Brugnaro è coinvolto in una serie di questioni che riguardano la proprietà dei Pili, la gestione del Trust e il palazzo Papadopoli. Quest'ultimo è stato aggiunto recentemente all'elenco delle questioni in sospeso, anche se Brugnaro afferma di non sapere nulla a riguardo.
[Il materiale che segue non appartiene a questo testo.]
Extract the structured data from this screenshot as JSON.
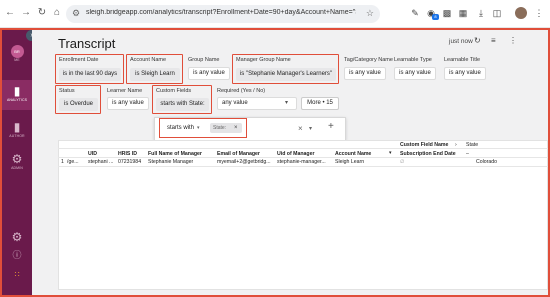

Tra gli indagati nell'inchiesta per corruzione c'è anche il magnate di Singapore Ching Chiat Kwong, che voleva comprare Venezia.

Il ruolo di Ching Chiat Kwong

Ching Chiat Kwong è accusato di aver versato 73mila euro sui conti dell'assessore Renato Boraso, ora in carcere, per l'acquisto di Palazzo Papadopoli, proprietà comunale. Boraso, che si è dimesso, si è avvalso della facoltà di non rispondere davanti agli inquirenti.

La difesa di Brugnaro

Durante la seduta del Consiglio della Città Metropolitana di Venezia, Brugnaro ha accennato alle questioni giudiziarie che lo hanno coinvolto. Ha dichiarato di avere la coscienza pulita e di volerlo dimostrare nelle sedi più opportune.

Le reazioni della cittadinanza

Nonostante le sue dichiarazioni, Brugnaro è stato contestato da una folla di cittadini durante l'apertura del ponte votivo galleggiante tra le Zattere e la basilica del Santssimo Redentore sulla Giudecca, evento che dà il via alla festa del Redentore. Tra le parole urlate dalla folla c'erano richieste di dimissioni e accuse di vergogna.